COTTONWOOD — As the countdown to Christmas Day ensues, many kids are jittery with joy and antsy with anticipation, wondering what items on their wish lists will soon be fulfilled between parents, family members and the man in the big red suit.
However, others are anxious that because of difficult life circumstances, they might not get anything at all.
A Cottonwood second-grader experienced the Christmastime blues when he was 4 years old while staying with another family. He was moved when he realized the children there had to play with broken toys. They had no choice.
He didn’t want any of the kids at his school to experience the melancholy sometimes associated with the holiday season. So he put his money where his heart is and saved the weekly allowance he earned from his parents for making good grades for nearly a year to buy as many presents as he could.
“I wanted everyone to have a good Christmas because I want people to be really happy because they are getting some stuff and getting something to be playing with,” Luke Ewing said.
Throughout the year, he and his mom, Julie Roberts, collected coupons, found sales and shopped at local stores — often two to three times a week. He even went “Black Friday sale-ing” to add a variety of gift items to his stockpile.
“I just couldn’t believe how much he had saved up the whole year,” his mom said.
The yearlong project yielded hundreds of gifts, including activity books, toys, puzzles, coloring books, clothing and shoes in all sizes, stickers and more. The 7-year-old had a gift picked out for toddlers and older students — girls and boys.
“I got all this stuff for them to make them to be happy and have a great Christmas,” Luke said.
Cottonwood High School Principal Paul Strange and guidance counselor Kala Hamilton said they were informed of the “gift” by Luke’s mom, but they did not realize the extent of the donation until they began unloading her car Monday.

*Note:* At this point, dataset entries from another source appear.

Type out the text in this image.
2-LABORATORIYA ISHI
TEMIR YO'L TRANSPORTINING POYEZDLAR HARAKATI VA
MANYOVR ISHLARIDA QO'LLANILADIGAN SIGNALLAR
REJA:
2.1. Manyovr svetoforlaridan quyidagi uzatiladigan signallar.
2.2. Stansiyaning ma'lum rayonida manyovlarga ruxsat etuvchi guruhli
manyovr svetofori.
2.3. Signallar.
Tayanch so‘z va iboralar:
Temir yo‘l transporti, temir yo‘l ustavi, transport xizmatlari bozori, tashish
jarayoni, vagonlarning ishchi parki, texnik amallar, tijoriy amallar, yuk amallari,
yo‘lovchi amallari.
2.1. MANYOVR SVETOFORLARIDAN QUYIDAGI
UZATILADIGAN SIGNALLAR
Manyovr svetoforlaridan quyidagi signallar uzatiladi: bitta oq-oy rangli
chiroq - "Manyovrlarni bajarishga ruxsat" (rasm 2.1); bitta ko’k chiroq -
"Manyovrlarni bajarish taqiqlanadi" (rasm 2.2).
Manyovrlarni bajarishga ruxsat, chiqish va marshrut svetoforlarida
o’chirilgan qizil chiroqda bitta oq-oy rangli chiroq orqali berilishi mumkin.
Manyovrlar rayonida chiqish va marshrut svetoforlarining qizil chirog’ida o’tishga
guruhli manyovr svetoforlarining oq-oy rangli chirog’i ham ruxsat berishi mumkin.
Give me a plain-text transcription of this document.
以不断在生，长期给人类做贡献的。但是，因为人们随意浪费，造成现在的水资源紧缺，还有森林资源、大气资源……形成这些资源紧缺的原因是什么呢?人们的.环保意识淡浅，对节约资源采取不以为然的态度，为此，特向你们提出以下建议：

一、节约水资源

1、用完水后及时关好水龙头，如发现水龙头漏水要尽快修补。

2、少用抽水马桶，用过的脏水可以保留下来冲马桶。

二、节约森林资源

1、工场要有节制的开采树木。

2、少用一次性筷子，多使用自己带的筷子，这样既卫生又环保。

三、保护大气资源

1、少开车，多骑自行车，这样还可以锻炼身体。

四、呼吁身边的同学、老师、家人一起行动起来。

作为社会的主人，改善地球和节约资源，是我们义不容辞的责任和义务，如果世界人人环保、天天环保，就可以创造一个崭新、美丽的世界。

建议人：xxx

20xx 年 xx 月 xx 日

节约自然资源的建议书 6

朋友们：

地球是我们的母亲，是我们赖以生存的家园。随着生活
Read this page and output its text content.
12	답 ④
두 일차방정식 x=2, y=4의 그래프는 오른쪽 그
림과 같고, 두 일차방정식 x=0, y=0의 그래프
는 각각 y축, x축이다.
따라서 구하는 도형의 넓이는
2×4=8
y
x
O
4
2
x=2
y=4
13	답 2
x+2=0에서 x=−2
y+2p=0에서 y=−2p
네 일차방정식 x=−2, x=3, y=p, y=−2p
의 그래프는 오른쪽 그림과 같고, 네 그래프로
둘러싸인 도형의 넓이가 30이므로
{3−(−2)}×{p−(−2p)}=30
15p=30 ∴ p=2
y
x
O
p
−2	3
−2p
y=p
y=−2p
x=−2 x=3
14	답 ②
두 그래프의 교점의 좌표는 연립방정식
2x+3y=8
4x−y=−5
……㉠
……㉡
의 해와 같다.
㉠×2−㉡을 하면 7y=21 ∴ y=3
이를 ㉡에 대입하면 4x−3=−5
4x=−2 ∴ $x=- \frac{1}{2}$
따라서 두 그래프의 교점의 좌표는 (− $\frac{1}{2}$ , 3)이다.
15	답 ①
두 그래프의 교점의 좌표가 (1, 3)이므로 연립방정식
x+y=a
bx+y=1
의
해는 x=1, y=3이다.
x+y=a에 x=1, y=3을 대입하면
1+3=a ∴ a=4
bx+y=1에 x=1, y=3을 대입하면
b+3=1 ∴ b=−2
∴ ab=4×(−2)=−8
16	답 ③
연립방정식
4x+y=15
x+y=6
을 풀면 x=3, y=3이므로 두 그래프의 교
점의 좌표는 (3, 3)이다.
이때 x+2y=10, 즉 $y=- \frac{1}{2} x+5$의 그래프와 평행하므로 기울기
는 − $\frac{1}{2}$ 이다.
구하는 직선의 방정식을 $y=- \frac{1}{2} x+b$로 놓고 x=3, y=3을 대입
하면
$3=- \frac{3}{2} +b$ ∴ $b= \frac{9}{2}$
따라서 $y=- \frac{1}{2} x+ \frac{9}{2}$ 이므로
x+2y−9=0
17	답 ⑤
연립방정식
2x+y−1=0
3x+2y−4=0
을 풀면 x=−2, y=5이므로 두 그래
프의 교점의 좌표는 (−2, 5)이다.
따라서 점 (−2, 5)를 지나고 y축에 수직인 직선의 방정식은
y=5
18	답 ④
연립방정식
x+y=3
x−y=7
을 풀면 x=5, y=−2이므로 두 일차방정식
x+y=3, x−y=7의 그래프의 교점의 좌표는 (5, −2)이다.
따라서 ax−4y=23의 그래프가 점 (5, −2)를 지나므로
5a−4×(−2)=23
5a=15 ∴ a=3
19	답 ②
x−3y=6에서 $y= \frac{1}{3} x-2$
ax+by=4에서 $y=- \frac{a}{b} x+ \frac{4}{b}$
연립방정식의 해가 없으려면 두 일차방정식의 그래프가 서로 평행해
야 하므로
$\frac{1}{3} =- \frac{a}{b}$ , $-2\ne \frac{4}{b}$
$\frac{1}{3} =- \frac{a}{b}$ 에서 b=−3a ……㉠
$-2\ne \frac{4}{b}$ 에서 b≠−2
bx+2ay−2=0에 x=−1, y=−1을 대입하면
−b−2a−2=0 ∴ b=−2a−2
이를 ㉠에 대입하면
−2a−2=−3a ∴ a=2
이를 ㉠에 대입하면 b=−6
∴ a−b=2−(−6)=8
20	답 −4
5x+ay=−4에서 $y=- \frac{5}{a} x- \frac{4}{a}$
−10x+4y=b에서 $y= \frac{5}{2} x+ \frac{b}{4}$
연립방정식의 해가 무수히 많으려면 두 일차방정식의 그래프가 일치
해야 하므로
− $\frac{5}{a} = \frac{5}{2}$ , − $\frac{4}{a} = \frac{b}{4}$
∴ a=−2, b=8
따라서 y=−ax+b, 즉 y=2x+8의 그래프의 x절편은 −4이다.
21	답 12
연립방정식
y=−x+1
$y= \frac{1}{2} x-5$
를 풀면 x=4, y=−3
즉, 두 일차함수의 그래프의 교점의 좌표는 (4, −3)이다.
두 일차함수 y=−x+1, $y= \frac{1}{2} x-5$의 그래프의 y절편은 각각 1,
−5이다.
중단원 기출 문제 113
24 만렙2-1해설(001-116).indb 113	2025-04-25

“I never dreamed that they would have enough stuff to fill up a room,” Strange said.
Hamilton was brought to tears by Luke’s kind act and his understanding of a present need in the community that will lead to at least 32 students being blessed with presents.
“It was shocking because most kids at his age — he’s in the second grade — they’re all about receiving, receiving. But this child really is all about giving,” Hamilton said. “It’s amazing that something like this was laid on his heart to do.”
At least 10 families have been identified by local churches and organizations in the Cottonwood area. Those parents will be able to visit the room of gift items to “shop” for all of their children, regardless of age.
Luke and his parents even provided stockings, bags and bows for the presents.
Roberts said she tried to instill a generous heart in Luke by making him see that some kids don’t have the same things.
“He is very tenderhearted, and he loves everybody,” Roberts said. “Next year, he wants to do it even bigger.”
Strange said last year, Luke gave his old toys to the school to pass on to students in need.
The administration hopes that the generosity will encourage a cycle of paying it forward.
“Maybe this will impact some of our other children here to give next year,” Strange said.
Hamilton credited the administration’s awareness of students’ needs for creating the atmosphere for goodwill in the school, something that has also led to the formation of a closet at the school that provides free clothing.